Mixed Delay/Nondelay Embeddings Based Neuromorphic Computing with Patterned Nanomagnet Arrays
Changpeng Ti, Usman Hassan, Sairam Sri Vatsavai, Margaret McCarter, Aastha Vasdev, Jincheng An, Barat Achinuq, Ulrich Welp, Sen-Ching Cheung, Ishan G Thakkar, J. Todd Hastings
TL;DR
This paper addresses the practicality gap in PNA-based neuromorphic reservoirs by introducing mixed delay/nondelay embeddings implemented on a single PNA node. By concatenating current nondelay embeddings with a history of delayed embeddings, the approach enriches the reservoir state without requiring many physical nodes, and a TMR-based readout maps the augmented state to time-series targets. The method achieves state-of-the-art imitation of NARMA sequences and highly accurate Mackey-Glass predictions while maintaining a compact reservoir, though long-horizon tasks still demand larger history or readout capabilities. Overall, the work demonstrates a scalable path to accurate, hardware-efficient time-series processing with PNAs, highlighting the tradeoffs between topology, memory, and readout complexity.
Abstract
Patterned nanomagnet arrays (PNAs) have been shown to exhibit a strong geometrically frustrated dipole interaction. Some PNAs have also shown emergent domain wall dynamics. Previous works have demonstrated methods to physically probe these magnetization dynamics of PNAs to realize neuromorphic reservoir systems that exhibit chaotic dynamical behavior and high-dimensional nonlinearity. These PNA reservoir systems from prior works leverage echo state properties and linear/nonlinear short-term memory of component reservoir nodes to map and preserve the dynamical information of the input time-series data into nondelay spatial embeddings.

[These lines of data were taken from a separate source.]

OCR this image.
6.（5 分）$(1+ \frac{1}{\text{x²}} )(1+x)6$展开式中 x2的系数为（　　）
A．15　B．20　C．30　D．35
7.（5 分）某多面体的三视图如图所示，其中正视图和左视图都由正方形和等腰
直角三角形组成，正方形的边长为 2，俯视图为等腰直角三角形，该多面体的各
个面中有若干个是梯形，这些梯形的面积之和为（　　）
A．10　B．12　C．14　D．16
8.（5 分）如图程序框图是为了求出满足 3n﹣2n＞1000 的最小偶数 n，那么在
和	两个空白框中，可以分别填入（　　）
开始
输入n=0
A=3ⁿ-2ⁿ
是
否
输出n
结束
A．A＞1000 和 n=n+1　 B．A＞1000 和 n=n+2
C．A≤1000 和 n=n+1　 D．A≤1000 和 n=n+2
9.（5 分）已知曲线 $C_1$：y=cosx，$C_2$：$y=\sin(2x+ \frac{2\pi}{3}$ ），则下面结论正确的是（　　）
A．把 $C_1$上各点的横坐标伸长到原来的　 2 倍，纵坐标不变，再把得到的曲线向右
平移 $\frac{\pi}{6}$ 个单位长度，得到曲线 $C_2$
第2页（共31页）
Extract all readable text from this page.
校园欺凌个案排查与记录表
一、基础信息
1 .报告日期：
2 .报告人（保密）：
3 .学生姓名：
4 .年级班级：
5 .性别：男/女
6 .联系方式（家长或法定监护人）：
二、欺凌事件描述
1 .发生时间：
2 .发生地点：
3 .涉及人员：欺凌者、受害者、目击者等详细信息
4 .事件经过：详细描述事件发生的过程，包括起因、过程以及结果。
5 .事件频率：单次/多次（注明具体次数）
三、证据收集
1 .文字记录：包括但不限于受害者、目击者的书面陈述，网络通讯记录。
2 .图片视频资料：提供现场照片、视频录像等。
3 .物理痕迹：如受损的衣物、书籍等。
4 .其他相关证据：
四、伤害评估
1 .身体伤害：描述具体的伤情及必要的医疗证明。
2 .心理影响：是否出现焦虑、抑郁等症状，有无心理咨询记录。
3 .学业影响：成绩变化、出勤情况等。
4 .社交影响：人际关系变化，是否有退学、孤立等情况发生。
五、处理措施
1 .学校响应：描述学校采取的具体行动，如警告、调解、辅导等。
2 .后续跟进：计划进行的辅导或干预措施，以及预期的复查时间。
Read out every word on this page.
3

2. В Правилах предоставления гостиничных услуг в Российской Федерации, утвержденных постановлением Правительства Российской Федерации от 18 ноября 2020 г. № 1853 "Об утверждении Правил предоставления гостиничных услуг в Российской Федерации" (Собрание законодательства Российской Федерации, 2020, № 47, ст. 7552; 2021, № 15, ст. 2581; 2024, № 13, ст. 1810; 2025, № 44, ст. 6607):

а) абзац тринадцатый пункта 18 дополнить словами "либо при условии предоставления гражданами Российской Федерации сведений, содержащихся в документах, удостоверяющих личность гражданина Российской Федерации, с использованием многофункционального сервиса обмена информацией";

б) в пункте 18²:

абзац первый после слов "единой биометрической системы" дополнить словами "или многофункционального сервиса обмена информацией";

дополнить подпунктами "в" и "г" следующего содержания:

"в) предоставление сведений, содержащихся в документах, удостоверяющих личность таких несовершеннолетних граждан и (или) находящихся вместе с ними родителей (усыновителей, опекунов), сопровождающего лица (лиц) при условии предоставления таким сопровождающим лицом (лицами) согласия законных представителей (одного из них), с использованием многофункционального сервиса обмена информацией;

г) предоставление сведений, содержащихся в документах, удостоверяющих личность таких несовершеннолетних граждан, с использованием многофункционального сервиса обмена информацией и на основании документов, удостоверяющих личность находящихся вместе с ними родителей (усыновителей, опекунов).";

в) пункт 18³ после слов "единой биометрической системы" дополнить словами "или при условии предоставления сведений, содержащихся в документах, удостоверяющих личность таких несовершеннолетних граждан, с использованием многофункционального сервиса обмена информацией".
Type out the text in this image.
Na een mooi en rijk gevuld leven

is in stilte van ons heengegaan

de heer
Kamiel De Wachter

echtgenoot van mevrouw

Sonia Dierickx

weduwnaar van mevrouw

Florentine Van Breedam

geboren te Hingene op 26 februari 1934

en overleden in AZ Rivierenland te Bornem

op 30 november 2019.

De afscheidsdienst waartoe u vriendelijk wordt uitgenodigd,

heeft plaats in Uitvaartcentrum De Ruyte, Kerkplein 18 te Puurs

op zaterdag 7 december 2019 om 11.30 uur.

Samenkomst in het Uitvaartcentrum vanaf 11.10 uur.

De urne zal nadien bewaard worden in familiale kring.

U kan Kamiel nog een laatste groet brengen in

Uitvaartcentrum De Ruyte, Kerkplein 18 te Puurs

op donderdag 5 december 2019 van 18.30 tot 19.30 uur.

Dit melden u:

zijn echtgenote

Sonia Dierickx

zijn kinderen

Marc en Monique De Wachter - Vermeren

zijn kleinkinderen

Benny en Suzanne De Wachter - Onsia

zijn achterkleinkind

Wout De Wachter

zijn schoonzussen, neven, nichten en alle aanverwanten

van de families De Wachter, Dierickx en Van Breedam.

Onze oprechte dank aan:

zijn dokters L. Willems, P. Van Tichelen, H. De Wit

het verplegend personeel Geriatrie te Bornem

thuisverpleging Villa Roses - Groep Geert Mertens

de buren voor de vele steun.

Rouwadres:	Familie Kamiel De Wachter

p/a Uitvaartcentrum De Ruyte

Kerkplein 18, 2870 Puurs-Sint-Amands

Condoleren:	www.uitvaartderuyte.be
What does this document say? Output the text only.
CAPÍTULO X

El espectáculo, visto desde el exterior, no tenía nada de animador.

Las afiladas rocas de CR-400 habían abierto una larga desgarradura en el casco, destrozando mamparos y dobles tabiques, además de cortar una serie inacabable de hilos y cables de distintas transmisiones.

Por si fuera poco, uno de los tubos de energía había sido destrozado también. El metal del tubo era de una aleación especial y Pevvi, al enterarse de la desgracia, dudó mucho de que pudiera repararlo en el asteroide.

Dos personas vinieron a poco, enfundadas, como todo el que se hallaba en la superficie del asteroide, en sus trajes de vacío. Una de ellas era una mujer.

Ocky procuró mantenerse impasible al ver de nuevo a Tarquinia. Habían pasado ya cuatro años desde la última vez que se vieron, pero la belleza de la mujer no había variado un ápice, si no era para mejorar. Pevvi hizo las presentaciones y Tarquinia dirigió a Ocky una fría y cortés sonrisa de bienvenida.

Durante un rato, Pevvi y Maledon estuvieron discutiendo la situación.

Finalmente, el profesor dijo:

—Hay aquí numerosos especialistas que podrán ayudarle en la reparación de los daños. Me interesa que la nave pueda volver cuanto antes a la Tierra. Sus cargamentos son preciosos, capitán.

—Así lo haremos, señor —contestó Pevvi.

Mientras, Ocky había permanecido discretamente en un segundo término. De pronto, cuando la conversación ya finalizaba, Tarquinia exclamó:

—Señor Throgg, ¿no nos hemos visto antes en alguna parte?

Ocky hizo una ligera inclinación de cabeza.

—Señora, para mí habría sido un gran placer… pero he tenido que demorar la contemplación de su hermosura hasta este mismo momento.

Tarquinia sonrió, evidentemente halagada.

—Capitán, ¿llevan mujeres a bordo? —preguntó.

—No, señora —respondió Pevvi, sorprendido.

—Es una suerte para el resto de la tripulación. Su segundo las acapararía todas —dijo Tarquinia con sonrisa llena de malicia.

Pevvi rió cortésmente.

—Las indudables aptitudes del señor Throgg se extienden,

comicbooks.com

Such mappings enable these PNA reservoir systems to imitate and predict/forecast the input time series data. However, these prior PNA reservoir systems are based solely on the nondelay spatial embeddings obtained at component reservoir nodes. As a result, they require a massive number of component reservoir nodes, or a very large spatial embedding (i.e., high-dimensional spatial embedding) per reservoir node, or both, to achieve acceptable imitation and prediction accuracy. These requirements reduce the practical feasibility of such PNA reservoir systems. To address this shortcoming, we present a mixed delay/nondelay embeddings-based PNA reservoir system. Our system uses a single PNA reservoir node with the ability to obtain a mixture of delay/nondelay embeddings of the dynamical information of the time-series data applied at the input of a single PNA reservoir node. Our analysis shows that when these mixed delay/nondelay embeddings are used to train a perceptron at the output layer, our reservoir system outperforms existing PNA-based reservoir systems for the imitation of NARMA 2, NARMA 5, NARMA 7, and NARMA 10 time series data, and for the short-term and long-term prediction of the Mackey Glass time series data.